There is a version of this product that would work differently. You connect your accounting software, an AI reads your data, and it tells you what it thinks is important. The AI decides. The AI narrates. You trust the AI.

We did not build that version. This is why.

The problem with asking an AI to decide

Large language models are extraordinarily good at processing information and generating fluent, plausible-sounding responses. What they are not good at is consistent, calibrated judgment on numerical thresholds.

Ask an AI whether a VAT liability of £8,200 due in eleven days is urgent, and it will probably say yes. Ask it the same question about £800 due in eleven days, and it will probably still say yes. Ask it about £80,000 due in eleven days for a business with a £200,000 bank balance, and it might say yes again. The AI doesn't know what urgent means for this specific business, in this specific context, against this specific set of obligations. It improvises.

Improvised financial judgment is not financial intelligence. It's pattern-matched language that sounds authoritative. The difference matters enormously when the subject is someone's actual cash position.

The signal engine

Strafi uses a different architecture. Before any language model is involved, a deterministic signal engine runs against your accounting data.

The signal engine is not AI. It is logic. A set of rules, thresholds, and conditions — written in code, calibrated by professional accountants — that evaluate your financial position against a defined set of patterns. Is VAT due within fourteen days? Has real headroom fallen below a threshold calibrated to your business type? Has there been no invoice raised in three weeks? Is the gap between your bank balance and your real available cash widening?

Each of these checks either fires or it doesn't. There is no improvisation. The signal engine produces a list of what is actually worth your attention — ranked by severity, grounded in professional knowledge of what matters for a UK limited company.

Only then does the language model come in.

What the LLM actually does

Once the signal engine has identified what matters, Claude receives a structured payload: which signals fired, at what severity, with what mechanism and consequence. Its job is narration, not judgment. It takes a finished picture and explains it in plain English.

This is a meaningful distinction. The intelligence — the decision about what to surface, what to suppress, what constitutes a material change — lives in the signal engine. The language model provides fluency. It is narration infrastructure, not the brain.

The result is a briefing that is specific, consistent, and defensible. Not because the AI is particularly good at financial analysis, but because the financial analysis was done before the AI was involved.

Why this matters for you

The practical consequence is that Strafi stays silent when nothing material is happening. This is intentional. A financial intelligence tool that sends you something every day, regardless of whether anything has changed, trains you to ignore it. The signal engine's job is not just to identify what fires — it is equally to identify what doesn't.

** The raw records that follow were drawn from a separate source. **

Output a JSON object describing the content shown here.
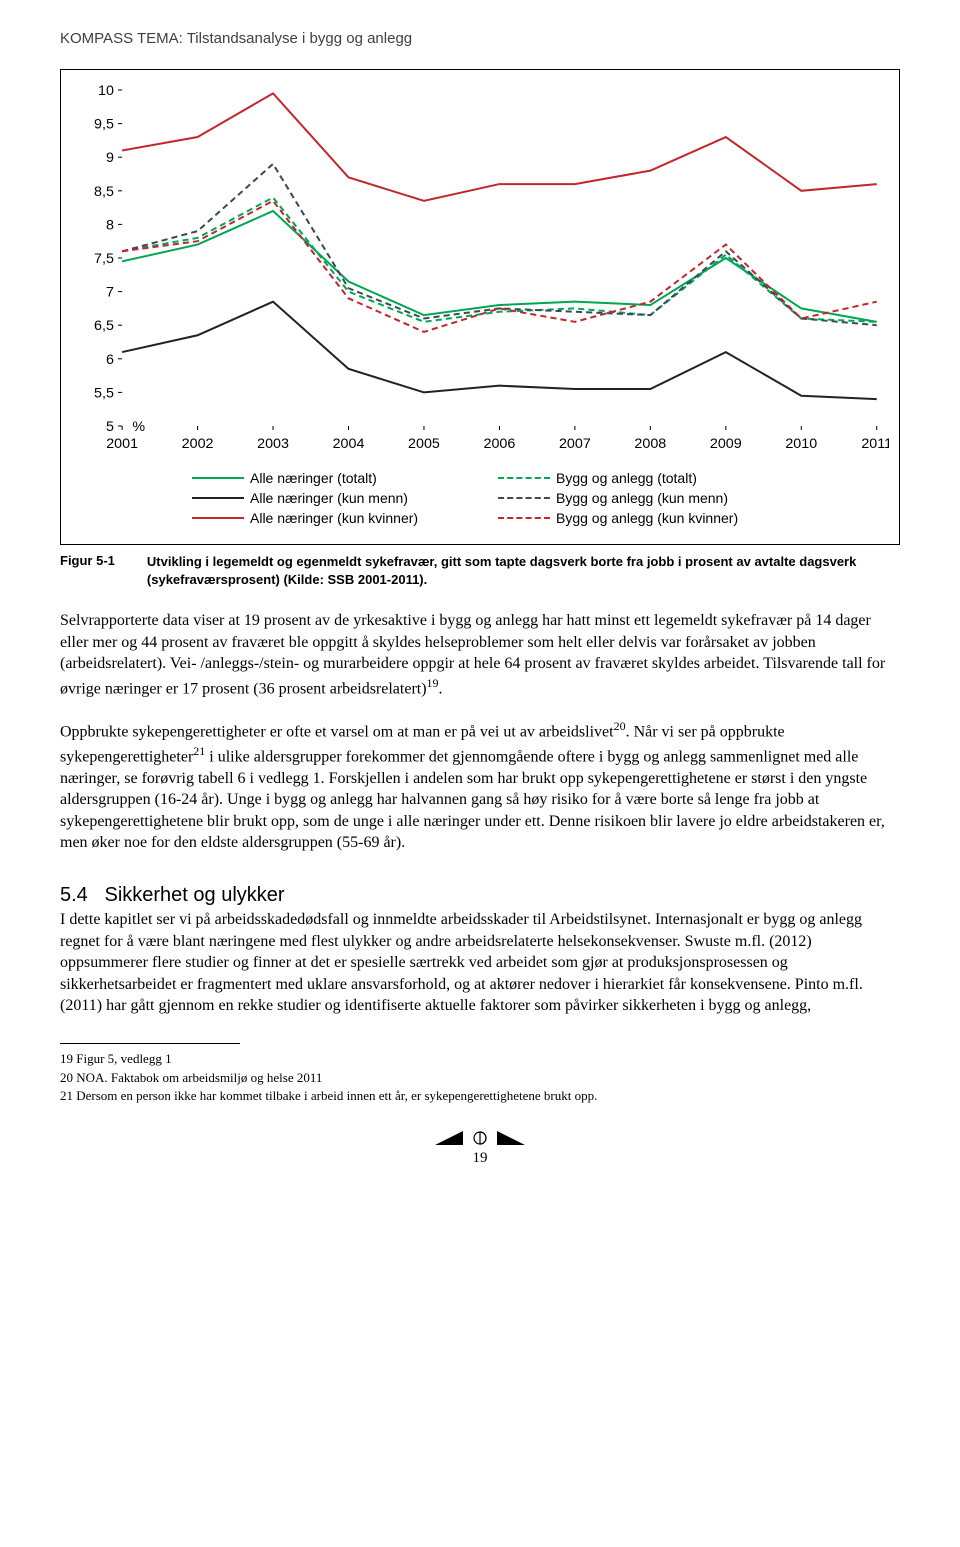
{
  "header": "KOMPASS TEMA: Tilstandsanalyse i bygg og anlegg",
  "chart": {
    "type": "line",
    "y": {
      "min": 5,
      "max": 10,
      "step": 0.5,
      "unit_label": "%"
    },
    "x_labels": [
      "2001",
      "2002",
      "2003",
      "2004",
      "2005",
      "2006",
      "2007",
      "2008",
      "2009",
      "2010",
      "2011"
    ],
    "background_color": "#ffffff",
    "axis_color": "#000000",
    "tick_fontsize": 14,
    "series": [
      {
        "name": "Alle næringer (totalt)",
        "color": "#00a651",
        "dash": "none",
        "width": 2,
        "values": [
          7.45,
          7.7,
          8.2,
          7.15,
          6.65,
          6.8,
          6.85,
          6.8,
          7.5,
          6.75,
          6.55
        ]
      },
      {
        "name": "Bygg og anlegg (totalt)",
        "color": "#00a651",
        "dash": "6 4",
        "width": 2,
        "values": [
          7.6,
          7.8,
          8.4,
          7.0,
          6.55,
          6.7,
          6.75,
          6.65,
          7.55,
          6.6,
          6.55
        ]
      },
      {
        "name": "Alle næringer (kun menn)",
        "color": "#222222",
        "dash": "none",
        "width": 2,
        "values": [
          6.1,
          6.35,
          6.85,
          5.85,
          5.5,
          5.6,
          5.55,
          5.55,
          6.1,
          5.45,
          5.4
        ]
      },
      {
        "name": "Bygg og anlegg (kun menn)",
        "color": "#3b4a5a",
        "dash": "6 4",
        "width": 2,
        "values": [
          7.6,
          7.9,
          8.9,
          7.05,
          6.6,
          6.75,
          6.7,
          6.65,
          7.6,
          6.6,
          6.5
        ]
      },
      {
        "name": "Alle næringer (kun kvinner)",
        "color": "#c1272d",
        "dash": "none",
        "width": 2,
        "values": [
          9.1,
          9.3,
          9.95,
          8.7,
          8.35,
          8.6,
          8.6,
          8.8,
          9.3,
          8.5,
          8.6
        ]
      },
      {
        "name": "Bygg og anlegg (kun kvinner)",
        "color": "#c1272d",
        "dash": "6 4",
        "width": 2,
        "values": [
          7.6,
          7.75,
          8.35,
          6.9,
          6.4,
          6.75,
          6.55,
          6.85,
          7.7,
          6.6,
          6.85
        ]
      }
    ],
    "legend_order": [
      [
        0,
        1
      ],
      [
        2,
        3
      ],
      [
        4,
        5
      ]
    ]
  },
  "figure": {
    "label": "Figur 5-1",
    "text": "Utvikling i legemeldt og egenmeldt sykefravær, gitt som tapte dagsverk borte fra jobb i prosent av avtalte dagsverk (sykefraværsprosent) (Kilde: SSB 2001-2011)."
  },
  "paragraphs": {
    "p1": "Selvrapporterte data viser at 19 prosent av de yrkesaktive i bygg og anlegg har hatt minst ett legemeldt sykefravær på 14 dager eller mer og 44 prosent av fraværet ble oppgitt å skyldes helseproblemer som helt eller delvis var forårsaket av jobben (arbeidsrelatert). Vei- /anleggs-/stein- og murarbeidere oppgir at hele 64 prosent av fraværet skyldes arbeidet. Tilsvarende tall for øvrige næringer er 17 prosent (36 prosent arbeidsrelatert)",
    "p1_super": "19",
    "p1_tail": ".",
    "p2a": "Oppbrukte sykepengerettigheter er ofte et varsel om at man er på vei ut av arbeidslivet",
    "p2a_super": "20",
    "p2b": ". Når vi ser på oppbrukte sykepengerettigheter",
    "p2b_super": "21",
    "p2c": " i ulike aldersgrupper forekommer det gjennomgående oftere i bygg og anlegg sammenlignet med alle næringer, se forøvrig tabell 6 i vedlegg 1. Forskjellen i andelen som har brukt opp sykepengerettighetene er størst i den yngste aldersgruppen (16-24 år). Unge i bygg og anlegg har halvannen gang så høy risiko for å være borte så lenge fra jobb at sykepengerettighetene blir brukt opp, som de unge i alle næringer under ett. Denne risikoen blir lavere jo eldre arbeidstakeren er, men øker noe for den eldste aldersgruppen (55-69 år)."
  },
  "section": {
    "number": "5.4",
    "title": "Sikkerhet og ulykker",
    "p": "I dette kapitlet ser vi på arbeidsskadedødsfall og innmeldte arbeidsskader til Arbeidstilsynet. Internasjonalt er bygg og anlegg regnet for å være blant næringene med flest ulykker og andre arbeidsrelaterte helsekonsekvenser. Swuste m.fl. (2012) oppsummerer flere studier og finner at det er spesielle særtrekk ved arbeidet som gjør at produksjonsprosessen og sikkerhetsarbeidet er fragmentert med uklare ansvarsforhold, og at aktører nedover i hierarkiet får konsekvensene. Pinto m.fl. (2011) har gått gjennom en rekke studier og identifiserte aktuelle faktorer som påvirker sikkerheten i bygg og anlegg,"
  },
  "footnotes": {
    "f19": "19 Figur 5, vedlegg 1",
    "f20": "20 NOA. Faktabok om arbeidsmiljø og helse 2011",
    "f21": "21 Dersom en person ikke har kommet tilbake i arbeid innen ett år, er sykepengerettighetene brukt opp."
  },
  "page_number": "19"
}
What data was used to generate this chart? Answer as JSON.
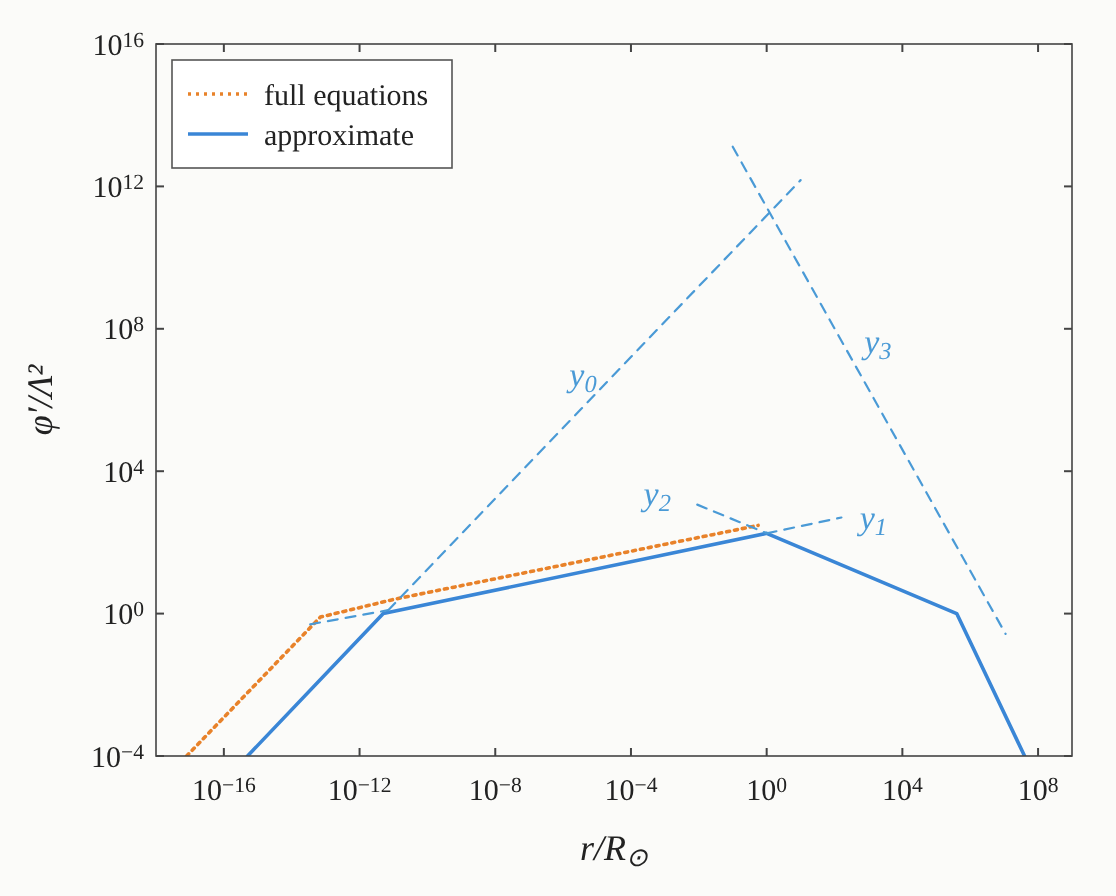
{
  "chart_data": {
    "type": "line",
    "xlabel": "r/R$_{⊙}$",
    "ylabel": "φ′/Λ²",
    "log": "xy",
    "grid": false,
    "legend": "top left",
    "xlim": [
      1e-18,
      1000000000.0
    ],
    "ylim": [
      0.0001,
      1e+16
    ],
    "xticks": [
      {
        "value": 1e-16,
        "label": "10$^{−16}$"
      },
      {
        "value": 1e-12,
        "label": "10$^{−12}$"
      },
      {
        "value": 1e-08,
        "label": "10$^{−8}$"
      },
      {
        "value": 0.0001,
        "label": "10$^{−4}$"
      },
      {
        "value": 1,
        "label": "10$^{0}$"
      },
      {
        "value": 10000.0,
        "label": "10$^{4}$"
      },
      {
        "value": 100000000.0,
        "label": "10$^{8}$"
      }
    ],
    "yticks": [
      {
        "value": 0.0001,
        "label": "10$^{−4}$"
      },
      {
        "value": 1,
        "label": "10$^{0}$"
      },
      {
        "value": 10000.0,
        "label": "10$^{4}$"
      },
      {
        "value": 100000000.0,
        "label": "10$^{8}$"
      },
      {
        "value": 1000000000000.0,
        "label": "10$^{12}$"
      },
      {
        "value": 1e+16,
        "label": "10$^{16}$"
      }
    ],
    "series": [
      {
        "name": "full equations",
        "color": "#e8822a",
        "line_style": "dotted",
        "x": [
          8e-18,
          7e-14,
          1e-11,
          0.56
        ],
        "values": [
          0.0001,
          0.8,
          2.5,
          300
        ]
      },
      {
        "name": "approximate",
        "color": "#3a86d6",
        "line_style": "solid",
        "x": [
          5e-16,
          5e-12,
          1,
          400000.0,
          40000000.0
        ],
        "values": [
          0.0001,
          1,
          180,
          1,
          0.0001
        ]
      },
      {
        "color": "#4a9ad6",
        "line_style": "dashed",
        "x": [
          3.5e-14,
          7e-12
        ],
        "values": [
          0.5,
          1.25
        ]
      },
      {
        "name": "y$_{0}$",
        "color": "#4a9ad6",
        "line_style": "dashed",
        "x": [
          7e-12,
          10
        ],
        "values": [
          1.25,
          1500000000000.0
        ]
      },
      {
        "name": "y$_{2}$",
        "color": "#4a9ad6",
        "line_style": "dashed",
        "x": [
          0.009,
          1
        ],
        "values": [
          1150,
          180
        ]
      },
      {
        "name": "y$_{1}$",
        "color": "#4a9ad6",
        "line_style": "dashed",
        "x": [
          1,
          160
        ],
        "values": [
          180,
          500
        ]
      },
      {
        "name": "y$_{3}$",
        "color": "#4a9ad6",
        "line_style": "dashed",
        "x": [
          0.1,
          11000000.0
        ],
        "values": [
          13000000000000.0,
          0.27
        ]
      }
    ]
  }
}
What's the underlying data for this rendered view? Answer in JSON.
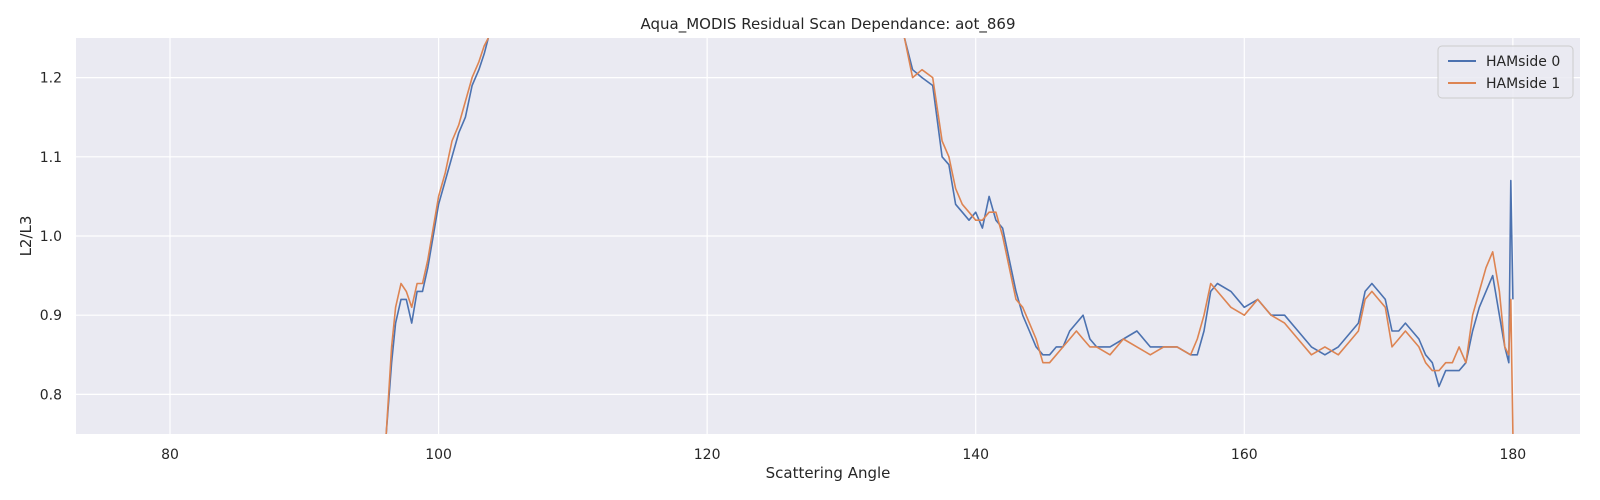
{
  "chart_data": {
    "type": "line",
    "title": "Aqua_MODIS Residual Scan Dependance: aot_869",
    "xlabel": "Scattering Angle",
    "ylabel": "L2/L3",
    "xlim": [
      73,
      185
    ],
    "ylim": [
      0.75,
      1.25
    ],
    "x_ticks": [
      80,
      100,
      120,
      140,
      160,
      180
    ],
    "y_ticks": [
      0.8,
      0.9,
      1.0,
      1.1,
      1.2
    ],
    "x_tick_labels": [
      "80",
      "100",
      "120",
      "140",
      "160",
      "180"
    ],
    "y_tick_labels": [
      "0.8",
      "0.9",
      "1.0",
      "1.1",
      "1.2"
    ],
    "grid": true,
    "legend_position": "top-right",
    "colors": {
      "background": "#eaeaf2",
      "grid": "#ffffff"
    },
    "series": [
      {
        "name": "HAMside 0",
        "color": "#4c72b0",
        "x": [
          96.1,
          96.5,
          96.8,
          97.2,
          97.6,
          98.0,
          98.4,
          98.8,
          99.2,
          99.6,
          100.0,
          100.5,
          101.0,
          101.5,
          102.0,
          102.5,
          103.0,
          103.4,
          103.7,
          134.7,
          135.3,
          136.0,
          136.8,
          137.5,
          138.0,
          138.5,
          139.0,
          139.5,
          140.0,
          140.5,
          141.0,
          141.5,
          142.0,
          142.5,
          143.0,
          143.5,
          144.0,
          144.5,
          145.0,
          145.5,
          146.0,
          146.5,
          147.0,
          147.5,
          148.0,
          148.5,
          149.0,
          150.0,
          151.0,
          152.0,
          153.0,
          154.0,
          155.0,
          156.0,
          156.5,
          157.0,
          157.5,
          158.0,
          159.0,
          160.0,
          161.0,
          162.0,
          163.0,
          164.0,
          165.0,
          166.0,
          167.0,
          168.0,
          168.5,
          169.0,
          169.5,
          170.0,
          170.5,
          171.0,
          171.5,
          172.0,
          173.0,
          173.5,
          174.0,
          174.5,
          175.0,
          175.5,
          176.0,
          176.5,
          177.0,
          177.5,
          178.0,
          178.5,
          179.0,
          179.4,
          179.7,
          179.85,
          180.0
        ],
        "y": [
          0.75,
          0.84,
          0.89,
          0.92,
          0.92,
          0.89,
          0.93,
          0.93,
          0.96,
          1.0,
          1.04,
          1.07,
          1.1,
          1.13,
          1.15,
          1.19,
          1.21,
          1.23,
          1.25,
          1.25,
          1.21,
          1.2,
          1.19,
          1.1,
          1.09,
          1.04,
          1.03,
          1.02,
          1.03,
          1.01,
          1.05,
          1.02,
          1.01,
          0.97,
          0.93,
          0.9,
          0.88,
          0.86,
          0.85,
          0.85,
          0.86,
          0.86,
          0.88,
          0.89,
          0.9,
          0.87,
          0.86,
          0.86,
          0.87,
          0.88,
          0.86,
          0.86,
          0.86,
          0.85,
          0.85,
          0.88,
          0.93,
          0.94,
          0.93,
          0.91,
          0.92,
          0.9,
          0.9,
          0.88,
          0.86,
          0.85,
          0.86,
          0.88,
          0.89,
          0.93,
          0.94,
          0.93,
          0.92,
          0.88,
          0.88,
          0.89,
          0.87,
          0.85,
          0.84,
          0.81,
          0.83,
          0.83,
          0.83,
          0.84,
          0.88,
          0.91,
          0.93,
          0.95,
          0.9,
          0.86,
          0.84,
          1.07,
          0.92
        ]
      },
      {
        "name": "HAMside 1",
        "color": "#dd8452",
        "x": [
          96.1,
          96.5,
          96.8,
          97.2,
          97.6,
          98.0,
          98.4,
          98.8,
          99.2,
          99.6,
          100.0,
          100.5,
          101.0,
          101.5,
          102.0,
          102.5,
          103.0,
          103.4,
          103.7,
          134.7,
          135.3,
          136.0,
          136.8,
          137.5,
          138.0,
          138.5,
          139.0,
          139.5,
          140.0,
          140.5,
          141.0,
          141.5,
          142.0,
          142.5,
          143.0,
          143.5,
          144.0,
          144.5,
          145.0,
          145.5,
          146.0,
          146.5,
          147.0,
          147.5,
          148.0,
          148.5,
          149.0,
          150.0,
          151.0,
          152.0,
          153.0,
          154.0,
          155.0,
          156.0,
          156.5,
          157.0,
          157.5,
          158.0,
          159.0,
          160.0,
          161.0,
          162.0,
          163.0,
          164.0,
          165.0,
          166.0,
          167.0,
          168.0,
          168.5,
          169.0,
          169.5,
          170.0,
          170.5,
          171.0,
          171.5,
          172.0,
          173.0,
          173.5,
          174.0,
          174.5,
          175.0,
          175.5,
          176.0,
          176.5,
          177.0,
          177.5,
          178.0,
          178.5,
          179.0,
          179.4,
          179.7,
          179.85,
          180.0
        ],
        "y": [
          0.75,
          0.86,
          0.91,
          0.94,
          0.93,
          0.91,
          0.94,
          0.94,
          0.97,
          1.01,
          1.05,
          1.08,
          1.12,
          1.14,
          1.17,
          1.2,
          1.22,
          1.24,
          1.25,
          1.25,
          1.2,
          1.21,
          1.2,
          1.12,
          1.1,
          1.06,
          1.04,
          1.03,
          1.02,
          1.02,
          1.03,
          1.03,
          1.0,
          0.96,
          0.92,
          0.91,
          0.89,
          0.87,
          0.84,
          0.84,
          0.85,
          0.86,
          0.87,
          0.88,
          0.87,
          0.86,
          0.86,
          0.85,
          0.87,
          0.86,
          0.85,
          0.86,
          0.86,
          0.85,
          0.87,
          0.9,
          0.94,
          0.93,
          0.91,
          0.9,
          0.92,
          0.9,
          0.89,
          0.87,
          0.85,
          0.86,
          0.85,
          0.87,
          0.88,
          0.92,
          0.93,
          0.92,
          0.91,
          0.86,
          0.87,
          0.88,
          0.86,
          0.84,
          0.83,
          0.83,
          0.84,
          0.84,
          0.86,
          0.84,
          0.9,
          0.93,
          0.96,
          0.98,
          0.93,
          0.86,
          0.85,
          0.92,
          0.75
        ]
      }
    ]
  }
}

When Strafi does surface something, you can trust that it cleared a calibrated threshold. Not that an AI thought it sounded important. That a defined condition, grounded in professional judgment, was met.

The calibration question

The obvious follow-up is: who decides where the thresholds are?

The initial thresholds were set by judgment — informed by accounting knowledge, adjusted for UK limited company specifics, and deliberately conservative. Over time, they will be calibrated by two sources: structured interviews with professional accountants, and observed engagement patterns from real users.

The accountant interviews follow a structured questionnaire — specific numbers per area, composite pattern recognition, false positive identification. Every threshold is traceable to its source. Every change is auditable. This is not a black box that adjusts itself. It is a calibrated system that improves with input.

The user engagement data is newer. Every time Strafi fires a signal, we log it. Every time a user engages with that signal — asks a follow-up question, digs deeper — we record it. Over time, that data tells us which signals land and which are noise for specific business types. The threshold adjusts accordingly.

The architecture in one sentence

The signal engine decides what matters. The language model explains it. The accountant knowledge calibrates the former. The user data refines it over time.

That separation — between judgment and narration, between deterministic logic and generative language — is the architectural choice that makes Strafi something other than an AI wrapper around your accounting data.

It is also, we think, the right way to build a financial intelligence tool for businesses that depend on getting it right.